I am currently having to see my health visitor, a family practitioner and an IDVA, due to being considered high risk. There is also a Marrack (?) that is due to go ahead the beginning of next month. So I have lots of professionals concerned about me and my daughter.

I just don't know what to do. He brings nothing to my daughters life. He brings constant stress to myself which I know is impacting how I care for my daughter. However it does massively concern me how this decision of mine could affect her in the future. I don't want her to resent me, but I can't let harm come to her either.

This man has also many cautions for assault and even knocked out his own sister 🙄

And advice would be greatly appreciated. I am so torn at what to do for my daughter.

Starlight2345 Thu 23-Feb-17 16:16:39

If he is not interested in your DD do nothing at all to encourage contact.

Do remember as your DD gets older he is likely to get unsupervised contact. My Ex had contact with me like this. The less I showed any response or encouragement less he was interested in child..

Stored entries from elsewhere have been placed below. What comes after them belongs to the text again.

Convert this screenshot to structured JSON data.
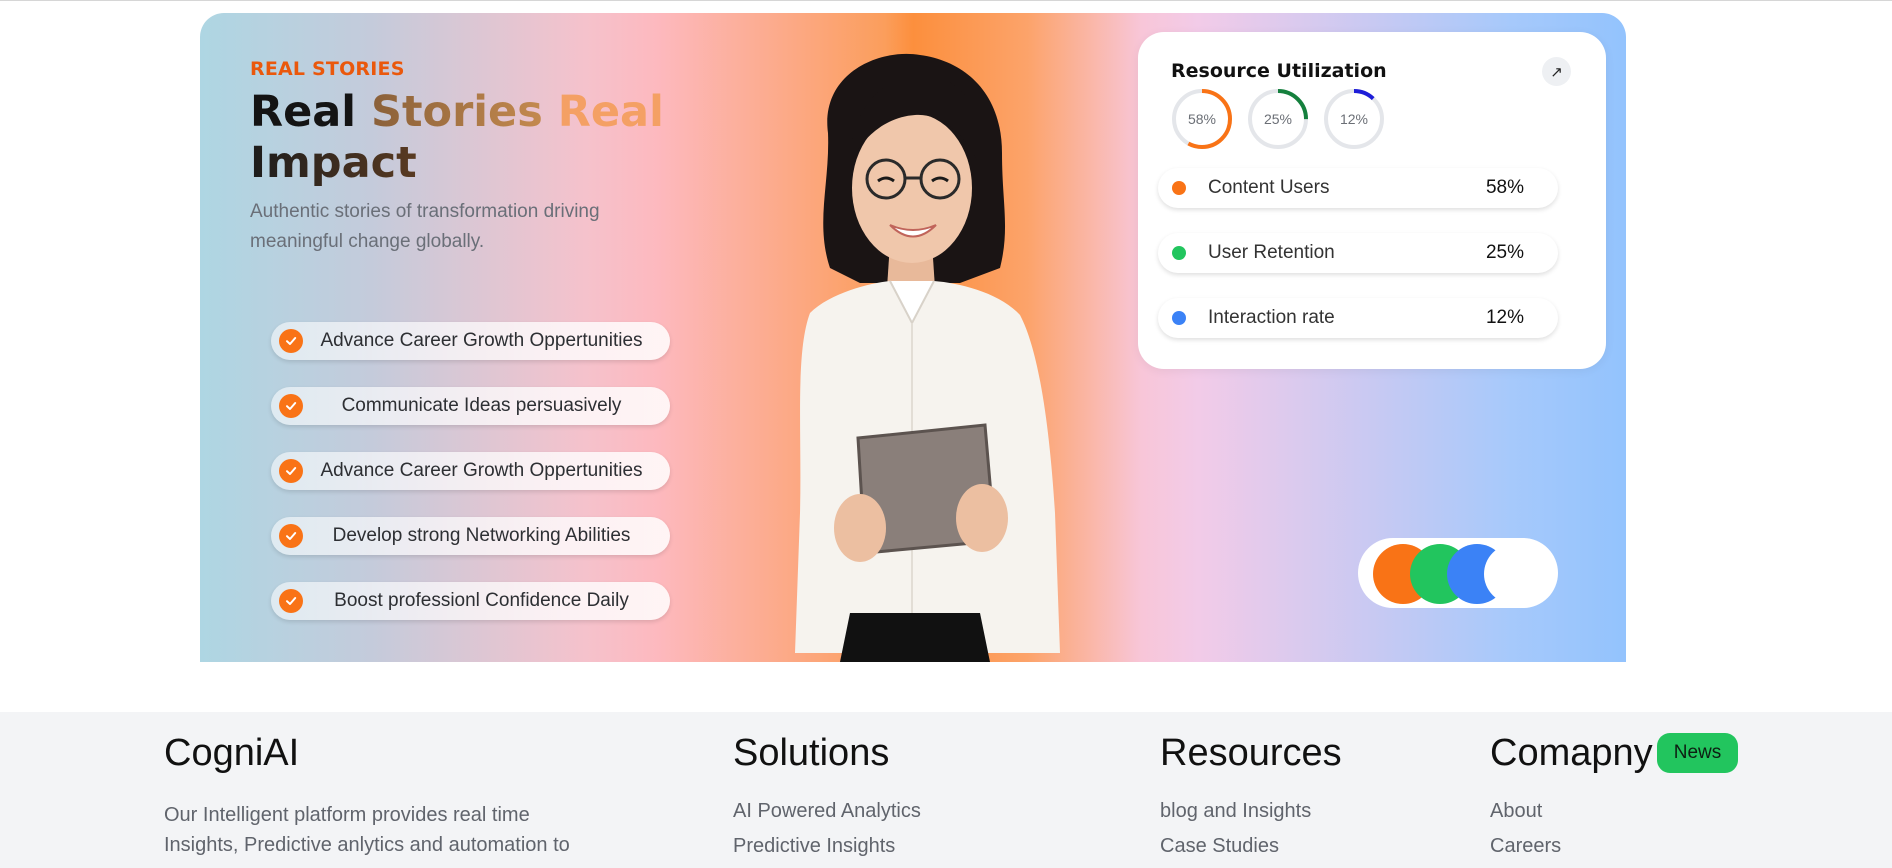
{
  "hero": {
    "eyebrow": "REAL STORIES",
    "headline": {
      "w1": "Real",
      "w2": "Stories",
      "w3": "Real",
      "w4": "Impact"
    },
    "subtext": "Authentic stories of transformation driving meaningful change globally.",
    "features": [
      "Advance Career Growth Oppertunities",
      "Communicate Ideas persuasively",
      "Advance Career Growth Oppertunities",
      "Develop strong Networking Abilities",
      "Boost professionl Confidence Daily"
    ]
  },
  "resource_card": {
    "title": "Resource Utilization",
    "expand_icon": "↗",
    "rings": [
      {
        "label": "58%",
        "value": 58,
        "color": "#f97316"
      },
      {
        "label": "25%",
        "value": 25,
        "color": "#15803d"
      },
      {
        "label": "12%",
        "value": 12,
        "color": "#1d1dd8"
      }
    ],
    "metrics": [
      {
        "label": "Content Users",
        "value": "58%",
        "color": "#f97316"
      },
      {
        "label": "User Retention",
        "value": "25%",
        "color": "#22c55e"
      },
      {
        "label": "Interaction rate",
        "value": "12%",
        "color": "#3b82f6"
      }
    ]
  },
  "toggle_colors": [
    "#f97316",
    "#22c55e",
    "#3b82f6",
    "#ffffff"
  ],
  "footer": {
    "brand": "CogniAI",
    "description": "Our Intelligent platform provides real time Insights, Predictive anlytics and automation to",
    "solutions": {
      "heading": "Solutions",
      "links": [
        "AI Powered Analytics",
        "Predictive Insights"
      ]
    },
    "resources": {
      "heading": "Resources",
      "links": [
        "blog and Insights",
        "Case Studies"
      ]
    },
    "company": {
      "heading": "Comapny",
      "badge": "News",
      "links": [
        "About",
        "Careers"
      ]
    }
  }
}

It is normal to want a child to havea good relationship but when it is not going to happen the earlier it doesn't happen the better imo/

user1487854472 Thu 23-Feb-17 17:13:34

What happened in your case?

I don't think he'd go so far to go to court as he simply doesn't care enough. He also has much more important things to spend his money on (cigarettes and alcohol).

Starlight2345 Thu 23-Feb-17 21:09:21

mine is slightly complicated..He stopped contact for a few months in pysch hosp. When he decided he would start again. I said no. Lots of reasons I didn't consider it safe and had solictiors advice. He took me to mediation 6 months later and another 6 months later took me to court but withdrew before case...This was in the days income determined legal aid. so we both had it.

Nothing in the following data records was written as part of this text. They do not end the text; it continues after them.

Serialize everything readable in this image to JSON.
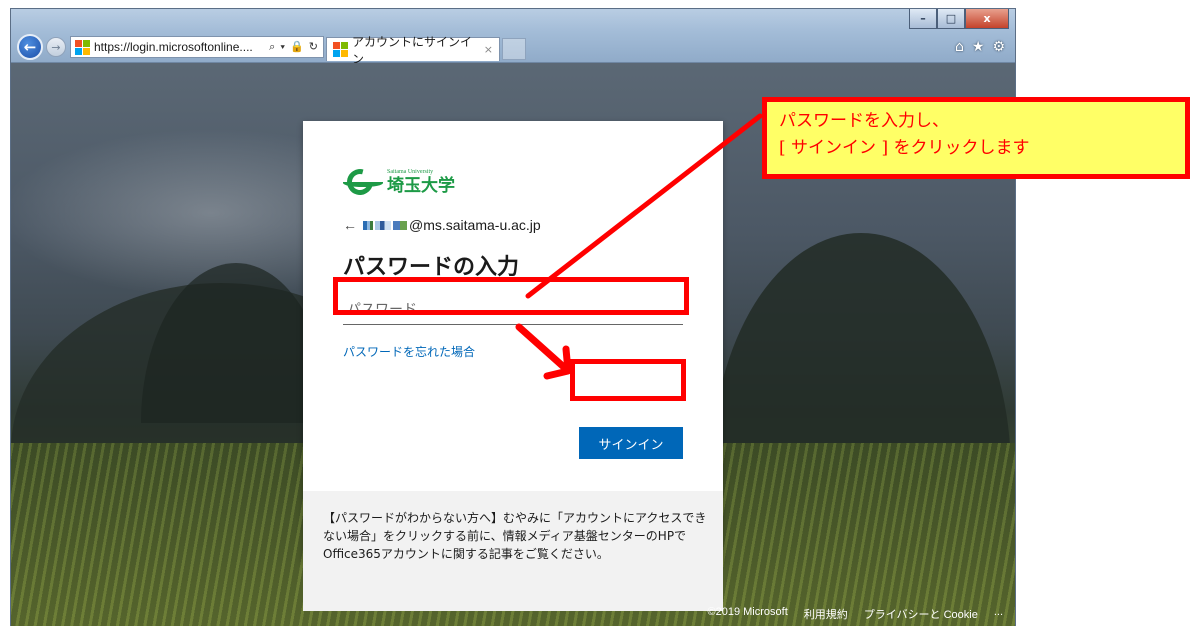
{
  "browser": {
    "url": "https://login.microsoftonline....",
    "address_icons": "⌕ ▾ 🔒 ↻",
    "tab_title": "アカウントにサインイン",
    "tab_close": "×",
    "window_buttons": {
      "minimize": "–",
      "maximize": "□",
      "close": "x"
    },
    "toolbar_icons": [
      "home-icon",
      "star-icon",
      "gear-icon"
    ]
  },
  "signin": {
    "university_small": "Saitama University",
    "university_name": "埼玉大学",
    "back_arrow": "←",
    "email_domain": "@ms.saitama-u.ac.jp",
    "heading": "パスワードの入力",
    "password_placeholder": "パスワード",
    "forgot_link": "パスワードを忘れた場合",
    "signin_button": "サインイン",
    "notice": "【パスワードがわからない方へ】むやみに「アカウントにアクセスできない場合」をクリックする前に、情報メディア基盤センターのHPでOffice365アカウントに関する記事をご覧ください。"
  },
  "footer": {
    "copyright": "©2019 Microsoft",
    "terms": "利用規約",
    "privacy": "プライバシーと Cookie",
    "more": "..."
  },
  "annotation": {
    "line1": "パスワードを入力し、",
    "line2": "[ サインイン ] をクリックします",
    "colors": {
      "highlight": "#ff0000",
      "callout_bg": "#ffff66"
    }
  }
}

Twice contact had stopped, first time I supervised and he got aggressive, second he withdrew from contact centre, last was in soft play. It was always public for my DS's safety.

I think there is some conditioning we should want dads involved at all costs, but this is actually people who want to parent and can take care of a child. In my case my ex would never be allowed unsupervised contact..MIl supervised in soft play. so I can't see how it would of ever been a decent relationship.